Ela afastou os lençóis e estendeu as pernas até a beirada da cama, olhando para as tábuas do piso como se pudessem lhe dar respostas. Aquela mesma sensação — aguda, persistente. A que ela aprendera a nunca ignorar.
Seus dedos roçaram a trança ao lado do ombro. "...É o Noel", murmurou baixinho, palavras dirigidas somente a si mesma. "Sei que é. Algo está errado."

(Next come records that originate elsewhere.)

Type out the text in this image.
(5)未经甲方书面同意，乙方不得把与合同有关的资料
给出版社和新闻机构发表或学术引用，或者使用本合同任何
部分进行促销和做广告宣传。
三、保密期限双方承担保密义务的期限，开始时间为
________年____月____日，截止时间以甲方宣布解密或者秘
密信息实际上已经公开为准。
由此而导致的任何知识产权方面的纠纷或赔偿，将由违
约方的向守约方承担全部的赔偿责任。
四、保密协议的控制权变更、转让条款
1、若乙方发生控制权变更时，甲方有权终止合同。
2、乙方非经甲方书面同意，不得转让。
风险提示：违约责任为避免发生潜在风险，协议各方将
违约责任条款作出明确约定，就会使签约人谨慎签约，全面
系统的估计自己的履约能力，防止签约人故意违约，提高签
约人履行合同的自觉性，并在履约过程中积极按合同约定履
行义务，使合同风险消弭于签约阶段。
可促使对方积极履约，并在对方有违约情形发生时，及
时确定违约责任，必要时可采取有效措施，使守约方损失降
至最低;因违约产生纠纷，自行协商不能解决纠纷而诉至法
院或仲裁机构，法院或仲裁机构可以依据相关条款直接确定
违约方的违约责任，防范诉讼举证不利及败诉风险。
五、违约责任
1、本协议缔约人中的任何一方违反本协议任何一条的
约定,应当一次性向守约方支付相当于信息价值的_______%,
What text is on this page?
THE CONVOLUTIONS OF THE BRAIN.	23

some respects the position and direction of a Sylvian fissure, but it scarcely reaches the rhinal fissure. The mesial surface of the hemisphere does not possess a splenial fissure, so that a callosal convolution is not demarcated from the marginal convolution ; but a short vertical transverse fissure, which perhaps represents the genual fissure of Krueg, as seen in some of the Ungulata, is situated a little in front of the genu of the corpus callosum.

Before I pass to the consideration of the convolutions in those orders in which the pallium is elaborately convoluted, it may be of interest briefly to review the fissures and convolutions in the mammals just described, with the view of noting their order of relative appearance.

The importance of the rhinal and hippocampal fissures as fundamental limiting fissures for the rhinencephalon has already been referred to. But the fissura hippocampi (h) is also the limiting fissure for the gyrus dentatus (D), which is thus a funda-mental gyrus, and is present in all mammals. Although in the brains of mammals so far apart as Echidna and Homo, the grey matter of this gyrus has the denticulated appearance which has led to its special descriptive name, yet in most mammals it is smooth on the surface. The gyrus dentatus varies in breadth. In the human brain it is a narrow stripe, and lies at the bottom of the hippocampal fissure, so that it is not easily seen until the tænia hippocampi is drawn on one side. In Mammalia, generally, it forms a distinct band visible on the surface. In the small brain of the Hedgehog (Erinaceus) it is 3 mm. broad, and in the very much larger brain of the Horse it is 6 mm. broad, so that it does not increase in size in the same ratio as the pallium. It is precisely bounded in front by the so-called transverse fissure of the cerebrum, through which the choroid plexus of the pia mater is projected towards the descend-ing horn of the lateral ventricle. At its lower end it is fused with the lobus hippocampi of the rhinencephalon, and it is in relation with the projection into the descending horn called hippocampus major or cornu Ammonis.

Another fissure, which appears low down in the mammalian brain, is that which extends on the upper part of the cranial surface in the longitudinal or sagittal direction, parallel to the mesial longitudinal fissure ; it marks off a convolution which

Uma criada deixara o chá quente sobre a mesa, mas ela mal tocou nele. Em vez disso, dirigiu-se ao espelho, fechando a jaqueta do uniforme, seus olhos cinzentos fixando seu reflexo.
Ela parecia estável, controlada, a perfeita herdeira de Estermont. Mas por dentro, seu pulso batia irregularmente.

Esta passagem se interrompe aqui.